Il y a quelques années, j’avais imaginé prendre un pseudonyme à particule ou à consonance noble, parce que ça m’amusait de brouiller les pistes. Mais Henri Beaupré de Pithiviers, ou Lord Steve Haldeman, il faut pouvoir assumer. Je veux dire par là que si ça avait pu m’amuser, je m’en serais vite lassé. Et puis cela aurait donné de moi une image qui ne me correspond pas, et je pense qu’il faut être honnête avec ses lecteurs. En revanche, je suis Steve Haldeman sans équivoque. C’est un pseudonyme qui me va bien et que je ne regretterai pas, j’en suis certain. C’est un nom que j’utiliserai sans peine et c’est tant mieux, car il va falloir que je me familiarise vraiment avec. Cela peut paraître simple, mais en fin de compte, quand on vient de choisir un pseudonyme, on ne l’intègre pas immédiatement. Tous ceux avec qui vous allez communiquer vont vous appeler ainsi, or il m’arrive encore d’hésiter quand je signe un message, un post, une publication, ou même au téléphone avec un illustrateur par exemple. Et ce n’est pas qu’une question de coquetterie. J’ai choisi un pseudonyme pour protéger ma famille, donc je ne dois utiliser que lui dans mes communications d’auteur.
Si vous faites des séances de dédicaces et que vous écrivez votre vrai nom par inadvertance, ça va vite faire désordre.
Tenez compte de vos lecteurs potentiels.
À partir du moment où vous avez l’ambition d’être publié, et que vous voulez être lu, c’est que vous n’écrivez plus pour vous. Vous écrivez pour les autres.
Déjà, choisissez un nom prononçable. Vous allez l’utiliser souvent, et vous aurez à le prononcer vous-même. Si vous avez du mal, ça ne pourra que vous desservir. Et puis il faut qu’on le retienne facilement.

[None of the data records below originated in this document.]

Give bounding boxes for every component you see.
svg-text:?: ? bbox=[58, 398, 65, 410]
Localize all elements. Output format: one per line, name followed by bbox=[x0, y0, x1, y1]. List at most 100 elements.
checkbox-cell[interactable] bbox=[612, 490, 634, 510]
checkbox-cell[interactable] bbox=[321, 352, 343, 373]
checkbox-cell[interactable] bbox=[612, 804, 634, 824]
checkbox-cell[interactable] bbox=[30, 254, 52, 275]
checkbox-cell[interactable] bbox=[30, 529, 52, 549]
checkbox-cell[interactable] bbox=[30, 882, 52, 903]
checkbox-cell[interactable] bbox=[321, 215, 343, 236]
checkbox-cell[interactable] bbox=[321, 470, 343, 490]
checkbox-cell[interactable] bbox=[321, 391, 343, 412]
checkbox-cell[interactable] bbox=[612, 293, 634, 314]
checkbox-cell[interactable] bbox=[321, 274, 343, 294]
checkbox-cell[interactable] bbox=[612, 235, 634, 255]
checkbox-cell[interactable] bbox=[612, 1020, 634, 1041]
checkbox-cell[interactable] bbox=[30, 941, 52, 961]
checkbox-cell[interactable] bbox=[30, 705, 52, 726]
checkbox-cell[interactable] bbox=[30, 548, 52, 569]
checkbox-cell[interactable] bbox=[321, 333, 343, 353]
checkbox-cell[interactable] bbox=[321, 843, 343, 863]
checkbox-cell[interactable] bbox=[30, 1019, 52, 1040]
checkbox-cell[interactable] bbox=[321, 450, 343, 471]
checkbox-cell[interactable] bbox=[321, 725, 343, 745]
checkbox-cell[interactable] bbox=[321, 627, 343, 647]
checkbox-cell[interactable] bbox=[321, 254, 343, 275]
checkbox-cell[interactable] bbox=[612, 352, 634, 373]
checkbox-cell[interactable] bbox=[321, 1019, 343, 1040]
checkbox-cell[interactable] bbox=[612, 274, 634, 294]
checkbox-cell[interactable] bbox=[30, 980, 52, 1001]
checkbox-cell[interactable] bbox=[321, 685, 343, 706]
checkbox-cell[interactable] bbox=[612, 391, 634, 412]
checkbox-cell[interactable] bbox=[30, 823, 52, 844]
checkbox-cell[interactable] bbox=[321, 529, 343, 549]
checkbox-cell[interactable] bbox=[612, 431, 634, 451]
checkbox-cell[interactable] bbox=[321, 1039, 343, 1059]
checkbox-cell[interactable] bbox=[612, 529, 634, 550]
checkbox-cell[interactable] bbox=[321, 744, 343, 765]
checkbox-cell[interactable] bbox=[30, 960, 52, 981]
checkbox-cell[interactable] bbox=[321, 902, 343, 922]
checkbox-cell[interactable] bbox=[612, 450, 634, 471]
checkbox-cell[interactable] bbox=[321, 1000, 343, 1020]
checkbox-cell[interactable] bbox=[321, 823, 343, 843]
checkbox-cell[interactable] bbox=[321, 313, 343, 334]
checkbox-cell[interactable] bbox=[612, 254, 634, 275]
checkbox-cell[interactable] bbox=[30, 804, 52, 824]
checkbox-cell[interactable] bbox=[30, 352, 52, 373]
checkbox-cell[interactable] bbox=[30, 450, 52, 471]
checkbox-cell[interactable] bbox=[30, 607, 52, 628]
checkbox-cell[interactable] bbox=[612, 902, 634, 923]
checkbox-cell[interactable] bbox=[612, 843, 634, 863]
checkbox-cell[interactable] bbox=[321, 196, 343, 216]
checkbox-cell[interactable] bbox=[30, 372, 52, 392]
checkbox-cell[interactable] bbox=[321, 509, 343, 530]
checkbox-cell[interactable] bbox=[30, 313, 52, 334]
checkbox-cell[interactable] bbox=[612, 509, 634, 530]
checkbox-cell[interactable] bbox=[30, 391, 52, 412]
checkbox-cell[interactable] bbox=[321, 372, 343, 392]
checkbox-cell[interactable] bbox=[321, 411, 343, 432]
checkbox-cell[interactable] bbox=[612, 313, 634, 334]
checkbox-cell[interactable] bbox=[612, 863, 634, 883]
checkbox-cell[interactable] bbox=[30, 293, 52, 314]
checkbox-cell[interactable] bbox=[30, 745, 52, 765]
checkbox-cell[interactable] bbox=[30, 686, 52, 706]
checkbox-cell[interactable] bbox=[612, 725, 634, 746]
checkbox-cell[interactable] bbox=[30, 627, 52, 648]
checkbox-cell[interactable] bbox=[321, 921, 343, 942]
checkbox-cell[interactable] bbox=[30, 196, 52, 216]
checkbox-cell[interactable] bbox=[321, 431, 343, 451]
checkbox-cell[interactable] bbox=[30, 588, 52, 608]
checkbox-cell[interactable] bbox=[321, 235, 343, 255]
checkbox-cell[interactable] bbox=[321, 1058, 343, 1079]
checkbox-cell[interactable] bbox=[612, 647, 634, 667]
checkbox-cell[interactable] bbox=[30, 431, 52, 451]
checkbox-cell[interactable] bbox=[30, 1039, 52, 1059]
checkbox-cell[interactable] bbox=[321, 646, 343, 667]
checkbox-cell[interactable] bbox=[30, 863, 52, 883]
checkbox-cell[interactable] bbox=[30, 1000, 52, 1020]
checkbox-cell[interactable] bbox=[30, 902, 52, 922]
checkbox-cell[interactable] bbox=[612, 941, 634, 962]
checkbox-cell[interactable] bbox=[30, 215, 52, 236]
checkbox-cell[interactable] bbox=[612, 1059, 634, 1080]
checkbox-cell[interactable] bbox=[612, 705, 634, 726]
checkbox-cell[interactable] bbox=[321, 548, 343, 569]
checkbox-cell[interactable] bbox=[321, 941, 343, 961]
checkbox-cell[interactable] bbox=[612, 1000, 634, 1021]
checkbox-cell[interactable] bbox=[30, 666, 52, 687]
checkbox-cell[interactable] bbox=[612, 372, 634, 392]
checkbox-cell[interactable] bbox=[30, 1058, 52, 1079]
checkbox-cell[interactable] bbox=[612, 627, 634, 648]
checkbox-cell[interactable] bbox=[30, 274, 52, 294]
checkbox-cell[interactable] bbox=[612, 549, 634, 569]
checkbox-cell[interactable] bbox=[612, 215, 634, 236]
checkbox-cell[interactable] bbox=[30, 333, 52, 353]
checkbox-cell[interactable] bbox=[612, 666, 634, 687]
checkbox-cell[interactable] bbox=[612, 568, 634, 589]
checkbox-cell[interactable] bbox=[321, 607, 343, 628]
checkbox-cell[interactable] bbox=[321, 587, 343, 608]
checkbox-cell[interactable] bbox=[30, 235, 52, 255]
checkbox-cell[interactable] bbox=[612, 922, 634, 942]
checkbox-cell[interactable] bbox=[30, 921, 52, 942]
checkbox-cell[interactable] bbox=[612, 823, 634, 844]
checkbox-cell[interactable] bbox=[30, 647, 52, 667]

Il y a des modes, comme l’utilisation d’initiales. J.R.R Tolkien a été suivi par J.K Rowling, et autre George R.R. Martin. Cette façon de se faire appeler peut aussi servir à ne pas être genré d’emblée. Ne pas dire tout de suite que vous êtes un homme ou une femme peut servir votre communication. Cela donne aussi un côté mystérieux qui peut être bénéfique si vous écrivez quelque chose en rapport.
Si vous écrivez des documentaires sur la nature en danger, Steve K.P.P. Haldeman, ça dénote.
De même, n’en faites pas trop. Steve Haldeman, le 4ème du nom, fils de Georges Haldeman, c’est ridicule. Mais si vous écrivez des pamphlets, il peut être utile d’avoir un pseudonyme ouvertement caricatural ! Mais il faut que ce soit clair, qu’il n’y ait pas d’ambiguïté. Karl Zéro, par exemple, me semble avoir été un choix judicieux de la part de Marc Tellenne, compte tenu de ses activités de journaliste gonzo.
Enfin, il ne faut pas forcément rester figé dessus. Écoutez les conseils qu’on vous donne. Si vous avez la chance qu’on vous propose de chercher des lecteurs à l’international, prenez conscience que le pseudonyme que vous adorez n’y sera peut-être pas adapté. Les us et coutumes ne sont pas les mêmes partout. Votre pseudonyme peut-être déjà utilisé. Il peut être proche d’une marque qui peut vous attaquer pour parasitisme économique. Il peut également être phonétiquement proche d’un terme insultant, ou ridicule, ce qui ruinerait vos efforts de communication.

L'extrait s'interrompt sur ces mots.